June 25, 2018
Focus: Energy

Summit Natural Gas of Maine project nears the five-year finish line

Courtesy / Summit Natural Gas
Courtesy / Summit Natural Gas
Summit Natural Gas of Maine as laid 250 miles of pipe in the Kennebec River valley, including in Sidney (pictured), and in Cumberland County.

When Summit Natural Gas of Maine in February announced it was going to lay more than 46,000 feet of pipe in Sidney, it marked a milestone of sorts for the Augusta-based company.

The $340 million project has laid more than 250 miles of pipe up the Kennebec River valley and in the Cumberland-Yarmouth-Falmouth area since it began in 2013.

The pipeline includes 192 miles of distribution and 68 miles of transmission underground steel pipes.

When it formed as a subsidiary of Colorado-based Summit Utilities, it promised to invest $350 million in pipeline up the Kennebec River Valley in five years.

The project at the time it was proposed was the most extensive gas network ever in the state, which is heavily dependent on oil.

But the plan hit obstacles. There were issues with subcontractors, competition from Maine Natural Gas, less interest from residents in some communities than it had anticipated when oil prices dropped and fines from the Maine Public Utilities Commission.

The backbone of the line, as first proposed, runs from Pittston 68 miles north up the Kennebec, as well as the smaller Falmouth-Cumberland-Yarmouth network. The model includes signing on anchor businesses or other large customers, as well as residential users in the communities that approved the line.

Summit doesn't release customer numbers, but despite the setbacks, it is operational along the backbone it first proposed, with a large network of its users in the Augusta-Waterville area.

Major customers include the Sappi mill in Skowhegan, the city of Augusta, Backyard Farms in Madison and municipalities along the line. Summit was also part of Waterville's Trafton Road industrial project expansion, which included a new exit on Interstate 95.

The Sidney expansion is in partnership with Pike Industries, which is converting its Lyons Road plant from oil to natural gas.

"Pike Industries is continuously looking to expand our energy options," says Kevin Folkins, liquid energy manager. "Part of our sustainability strategy is to seek opportunities to optimize our energy use and resources. We are investing in our Sidney plant to reduce the amount of energy required in our production process and are excited to add the ability to use a cleaner fuel."

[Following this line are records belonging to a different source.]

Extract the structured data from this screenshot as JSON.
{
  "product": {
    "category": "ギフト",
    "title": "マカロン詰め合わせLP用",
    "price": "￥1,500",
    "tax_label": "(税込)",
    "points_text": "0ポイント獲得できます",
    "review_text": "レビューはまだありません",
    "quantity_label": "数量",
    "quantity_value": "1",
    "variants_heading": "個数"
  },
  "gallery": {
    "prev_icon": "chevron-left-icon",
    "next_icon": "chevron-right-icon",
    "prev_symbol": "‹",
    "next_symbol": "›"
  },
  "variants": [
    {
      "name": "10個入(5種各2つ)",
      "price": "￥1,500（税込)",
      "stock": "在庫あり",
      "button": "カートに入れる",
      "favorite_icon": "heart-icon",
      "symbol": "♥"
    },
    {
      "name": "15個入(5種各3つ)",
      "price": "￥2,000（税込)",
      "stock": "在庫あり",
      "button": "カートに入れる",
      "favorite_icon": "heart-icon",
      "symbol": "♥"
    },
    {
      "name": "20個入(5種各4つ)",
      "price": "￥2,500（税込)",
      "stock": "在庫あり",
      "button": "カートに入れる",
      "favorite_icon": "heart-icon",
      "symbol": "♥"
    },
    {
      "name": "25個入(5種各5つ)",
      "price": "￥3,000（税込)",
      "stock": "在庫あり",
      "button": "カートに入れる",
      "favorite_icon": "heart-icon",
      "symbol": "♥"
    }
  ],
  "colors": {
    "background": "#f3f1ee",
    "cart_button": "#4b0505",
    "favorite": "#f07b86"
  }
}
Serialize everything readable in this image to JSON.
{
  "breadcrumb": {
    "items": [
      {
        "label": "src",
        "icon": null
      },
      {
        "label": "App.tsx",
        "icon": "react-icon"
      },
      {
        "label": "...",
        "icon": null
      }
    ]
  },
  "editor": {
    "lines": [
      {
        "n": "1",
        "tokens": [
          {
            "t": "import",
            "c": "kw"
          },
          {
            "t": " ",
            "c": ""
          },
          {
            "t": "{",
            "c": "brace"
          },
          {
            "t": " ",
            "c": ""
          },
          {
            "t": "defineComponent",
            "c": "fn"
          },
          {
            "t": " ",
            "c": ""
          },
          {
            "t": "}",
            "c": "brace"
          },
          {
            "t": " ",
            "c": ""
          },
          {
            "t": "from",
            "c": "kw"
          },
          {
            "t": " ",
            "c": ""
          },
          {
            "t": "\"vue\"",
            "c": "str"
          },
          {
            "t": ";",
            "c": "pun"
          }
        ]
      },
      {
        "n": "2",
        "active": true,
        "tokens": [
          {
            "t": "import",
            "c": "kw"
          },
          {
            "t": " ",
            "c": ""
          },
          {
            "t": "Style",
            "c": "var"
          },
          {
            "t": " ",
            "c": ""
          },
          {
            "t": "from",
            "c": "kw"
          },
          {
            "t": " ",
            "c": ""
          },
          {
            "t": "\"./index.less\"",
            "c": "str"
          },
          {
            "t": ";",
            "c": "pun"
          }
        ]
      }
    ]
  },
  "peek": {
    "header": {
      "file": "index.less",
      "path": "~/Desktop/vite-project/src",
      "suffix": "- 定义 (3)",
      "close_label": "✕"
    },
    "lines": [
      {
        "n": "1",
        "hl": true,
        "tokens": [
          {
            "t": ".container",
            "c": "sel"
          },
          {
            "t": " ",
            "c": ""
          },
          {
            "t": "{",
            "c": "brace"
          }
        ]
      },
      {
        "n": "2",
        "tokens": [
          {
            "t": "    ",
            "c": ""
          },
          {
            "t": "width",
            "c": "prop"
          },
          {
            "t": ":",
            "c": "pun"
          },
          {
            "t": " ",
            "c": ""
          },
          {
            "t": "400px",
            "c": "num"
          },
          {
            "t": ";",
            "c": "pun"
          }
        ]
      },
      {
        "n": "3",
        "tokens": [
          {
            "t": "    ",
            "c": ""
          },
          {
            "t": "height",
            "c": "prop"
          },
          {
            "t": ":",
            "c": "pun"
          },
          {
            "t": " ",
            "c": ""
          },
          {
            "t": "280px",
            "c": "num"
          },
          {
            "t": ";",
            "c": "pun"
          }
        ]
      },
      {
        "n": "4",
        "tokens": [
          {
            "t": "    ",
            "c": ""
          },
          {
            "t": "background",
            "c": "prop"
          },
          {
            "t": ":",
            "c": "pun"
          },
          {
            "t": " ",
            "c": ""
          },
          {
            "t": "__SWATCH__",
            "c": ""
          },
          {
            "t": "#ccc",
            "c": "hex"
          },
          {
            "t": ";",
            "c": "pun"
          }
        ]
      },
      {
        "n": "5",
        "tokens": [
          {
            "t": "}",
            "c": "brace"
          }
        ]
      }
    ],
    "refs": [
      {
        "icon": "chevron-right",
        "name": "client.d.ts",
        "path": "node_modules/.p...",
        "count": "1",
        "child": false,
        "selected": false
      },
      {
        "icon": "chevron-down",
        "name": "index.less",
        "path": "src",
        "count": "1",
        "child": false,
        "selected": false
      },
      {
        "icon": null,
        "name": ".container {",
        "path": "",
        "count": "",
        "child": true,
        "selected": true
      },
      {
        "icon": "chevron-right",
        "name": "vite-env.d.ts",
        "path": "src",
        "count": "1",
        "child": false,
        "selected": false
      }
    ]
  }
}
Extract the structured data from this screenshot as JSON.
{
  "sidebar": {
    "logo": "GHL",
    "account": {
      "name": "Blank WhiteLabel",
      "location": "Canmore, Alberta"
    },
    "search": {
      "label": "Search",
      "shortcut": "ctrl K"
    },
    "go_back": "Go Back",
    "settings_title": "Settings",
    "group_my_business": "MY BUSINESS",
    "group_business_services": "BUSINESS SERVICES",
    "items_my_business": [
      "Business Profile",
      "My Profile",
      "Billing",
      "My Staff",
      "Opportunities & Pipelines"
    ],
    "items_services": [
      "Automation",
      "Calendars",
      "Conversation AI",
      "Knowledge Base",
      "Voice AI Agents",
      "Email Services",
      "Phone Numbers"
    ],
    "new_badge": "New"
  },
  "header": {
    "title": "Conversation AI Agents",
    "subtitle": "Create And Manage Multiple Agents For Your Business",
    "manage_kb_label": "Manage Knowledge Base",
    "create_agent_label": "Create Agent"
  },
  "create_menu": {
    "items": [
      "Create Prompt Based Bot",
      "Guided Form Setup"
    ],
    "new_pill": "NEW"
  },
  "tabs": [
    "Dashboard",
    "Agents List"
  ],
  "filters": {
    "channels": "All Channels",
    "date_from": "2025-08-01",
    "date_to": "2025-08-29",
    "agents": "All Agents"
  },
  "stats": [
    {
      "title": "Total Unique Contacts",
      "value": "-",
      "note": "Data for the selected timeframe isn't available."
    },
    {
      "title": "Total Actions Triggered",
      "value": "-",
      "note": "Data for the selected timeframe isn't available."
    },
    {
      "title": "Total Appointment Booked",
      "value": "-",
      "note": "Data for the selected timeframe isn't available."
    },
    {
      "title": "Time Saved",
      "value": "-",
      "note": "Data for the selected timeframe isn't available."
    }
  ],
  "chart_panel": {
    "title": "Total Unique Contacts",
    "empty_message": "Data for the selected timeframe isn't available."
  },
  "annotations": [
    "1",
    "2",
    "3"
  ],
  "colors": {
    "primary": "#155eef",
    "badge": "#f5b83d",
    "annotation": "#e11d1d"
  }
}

Summit has already committed to bringing pipeline down several residential streets in the town, which is between Augusta and Waterville along the Kennebec.

"With the backbone of the system now in the ground, we are focusing on infill in our service territories while also partnering with the communities we service on economic development opportunities," says Lizzy Reinholdt, director of corporate affairs.